Tomorrow I leave for Texas. This was a trip planned prior to my father's death and something that I know he would want me to do. However, as I sit here at my mother's computer, with 3 recent photos of my father in front of me, I am reluctant to go.

Dealing with death is a funny thing. As a health care provider, I have read the stages of grieving. I know the importance of acceptance. I know the importance of not pretending it doesn't exist. As a human being and daughter, none of these things make sense to me. I went home to Rhode Island after his death and dove back into work, keeping up my house, and dinner with friends. Texas means I have none of those distractions. I will have to face his death and that pain it has left. This, I know, I am not good at.

I am hoping that my trip to Texas will be a positive one. A time to remember all the amazing things that made my father who he was. To remind me he is always with me in heart and spirit.

Monday, August 8, 2011

Hope



I love his work.

Forever Ago

It has been forever ago that I last posted. I had given up on blogging, feeling that there was nothing "exciting" worth blogging about...or reading about, for that matter. I have decided to start back up, if only to purge my thoughts, but maybe also to stay connected to those that are far from me.

A lot has happened. Where to start....

1) My new home (not exactly new any more) is Hope, Rhode Island. I love my home. Cows across the street. Lake in the back. Wonderful neighbors. And space. Lots of space.

2) I have transitioned into a full-time midwife. The past year has been very bumpy and I was not sure I would make it, but, amazingly I did. And I feel stronger for it.
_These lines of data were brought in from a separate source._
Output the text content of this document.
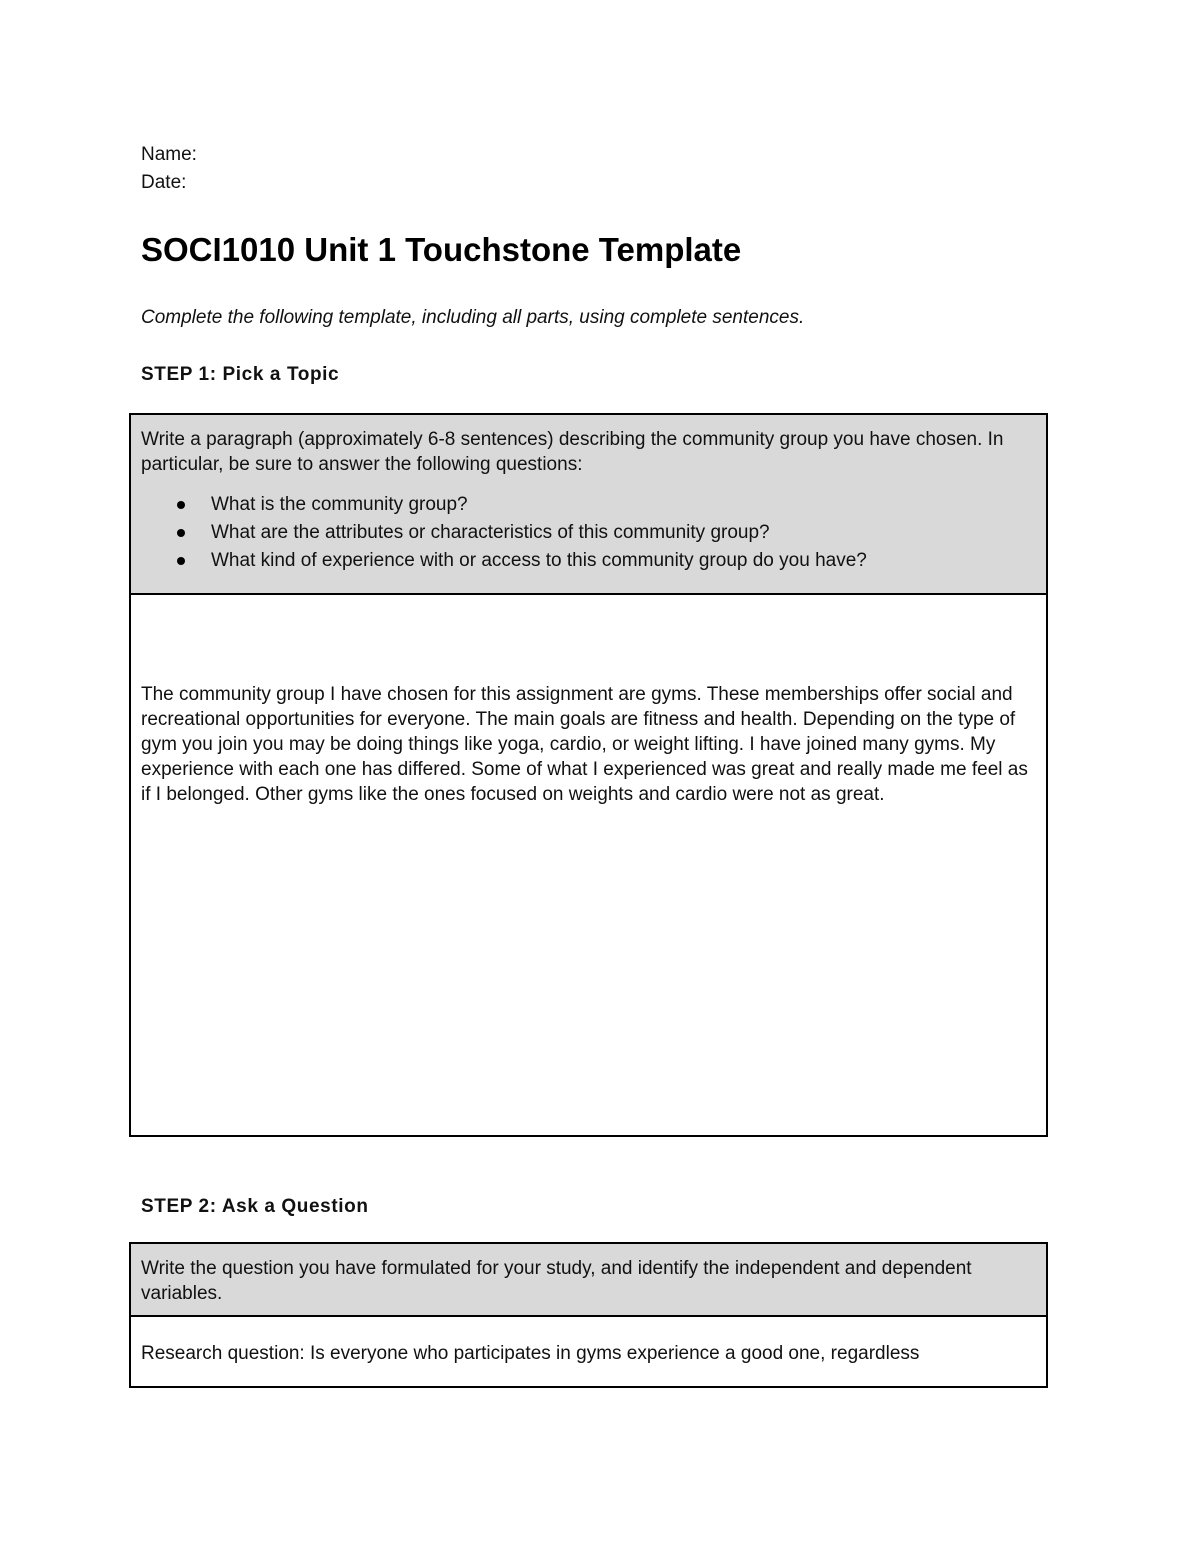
Name:
Date:
SOCI1010 Unit 1 Touchstone Template
Complete the following template, including all parts, using complete sentences.
STEP 1: Pick a Topic
Write a paragraph (approximately 6-8 sentences) describing the community group you have chosen. In particular, be sure to answer the following questions:
What is the community group?
What are the attributes or characteristics of this community group?
What kind of experience with or access to this community group do you have?
The community group I have chosen for this assignment are gyms. These memberships offer social and recreational opportunities for everyone. The main goals are fitness and health. Depending on the type of gym you join you may be doing things like yoga, cardio, or weight lifting. I have joined many gyms. My experience with each one has differed. Some of what I experienced was great and really made me feel as if I belonged. Other gyms like the ones focused on weights and cardio were not as great.
STEP 2: Ask a Question
Write the question you have formulated for your study, and identify the independent and dependent variables.
Research question: Is everyone who participates in gyms experience a good one, regardless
3) My father died. One day he was there, and the next he was gone. This is not something that I have completely come to grips with and something that has deeply effected me in ways that I am not even sure I am aware of yet. This is a daily struggle for me.

4) I have not been on my mat for almost a year!

A year ago I would not have believed any of these things were possible. Not a single one. I spoke with a yogi friend of mine today and just talking with her motivated me to start blogging again. If if it is only for me, maybe it will help me to be more aware, present, and reflective.

So, I am going to start practicing again. Even if it is just Surya A and B, with closing postures, I will get back to my mat.

I am going to keep up with my reading. Less TV. More books.

I am going to start journaling/writing. I was told to do this by a healer in India, and have resisted.